A Kinshasa généralement, ce sont les ONG, personnes de bonne volonté, associations caritatives, églises qui assistent ces pauvres mendiants. Normalement, cette tâche revient à l’Etat qui devait construire plus que ces associations. Ce, en dépit du fait que le Centre d’apprentissage des personnes vivants avec handicap -CENAFI-, dans la commune de Kasa-vubu, soit sous la tutelle de l’Etat.
En attendant d’être pris en charge, ces aveugles n’ont-ils pas besoin d’un instrument pour sécuriser leur circulation en mendiant?
A l’étranger, les aveugles sont détenteurs des cannes de marche, qui leur permettent de connaitre la distance de leur domicile jusqu’à leur lieu de fréquentation régulière et les prévient du danger. Ils ont été formés pour circuler en sécurité même parfois sans compagnie. Ici, on est loin d’atteindre ce niveau.
Quel sort pour ces enfants en âge scolaire commis à la compagnie des aveugles mendiants?

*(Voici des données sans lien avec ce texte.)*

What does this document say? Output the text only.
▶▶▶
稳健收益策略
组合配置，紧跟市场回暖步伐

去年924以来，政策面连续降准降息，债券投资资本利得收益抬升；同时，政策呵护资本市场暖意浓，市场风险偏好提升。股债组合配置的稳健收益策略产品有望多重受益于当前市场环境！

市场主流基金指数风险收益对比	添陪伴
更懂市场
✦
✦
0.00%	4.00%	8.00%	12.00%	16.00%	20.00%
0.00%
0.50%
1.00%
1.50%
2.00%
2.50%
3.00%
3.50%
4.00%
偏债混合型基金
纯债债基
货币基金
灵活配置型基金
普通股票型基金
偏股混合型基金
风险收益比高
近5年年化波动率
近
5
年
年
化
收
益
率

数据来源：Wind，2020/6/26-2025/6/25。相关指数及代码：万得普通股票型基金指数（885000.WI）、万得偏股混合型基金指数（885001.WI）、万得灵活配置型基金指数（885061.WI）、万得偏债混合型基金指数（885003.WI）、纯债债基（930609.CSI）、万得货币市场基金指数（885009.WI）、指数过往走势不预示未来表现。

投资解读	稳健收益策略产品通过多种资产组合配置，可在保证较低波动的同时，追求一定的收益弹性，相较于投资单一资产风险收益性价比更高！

C’est déplorable de savoir que ces enfants ne seront pas scolarisés. Ils deviennent, malheureusement et malgré eux, mendiants alors qu’ils ne sont pas handicapés. Ces enfants s’adonnent à des activités comme le vol, la prostitution, etc. Pourtant, dans le temps, il existait une brigade pour mineurs, chargée d’arrêter tout enfant trouvé en dehors de la maison au-delà de 19 heures. Ils étaient conduits à Kingabwa pour être rééduqués.
Votre dernier mot ?
Je souhaite à ce que les aveugles soient encadrés et informés de l’existence des espaces prévus pour les piétons. Je souhaite aussi qu’ils soient confiés à des instructeurs pour apprendre qu’ils peuvent mendier dans ce carré et se diriger de l’autre côté du boulevard après avoir parcouru une certaine distance. Il vaut mieux les instruire que de les exposer au danger. Personnellement, il m’arrive, en empruntant ce tronçon, de les interpeller et de leur prodiguer quelques conseils non sans les exhorter à faire preuve de beaucoup de prudences. Leur seule réaction, c’est «nous n’avons pas d’argent». Ce phénomène a tellement pris de l’ampleur qu’il s’est transformé en habitude pour eux. Nous devons attirer l’attention de la société RD-congolaise, car il y a un danger présent. Nous sommes tous responsables, personne n’est exemptée.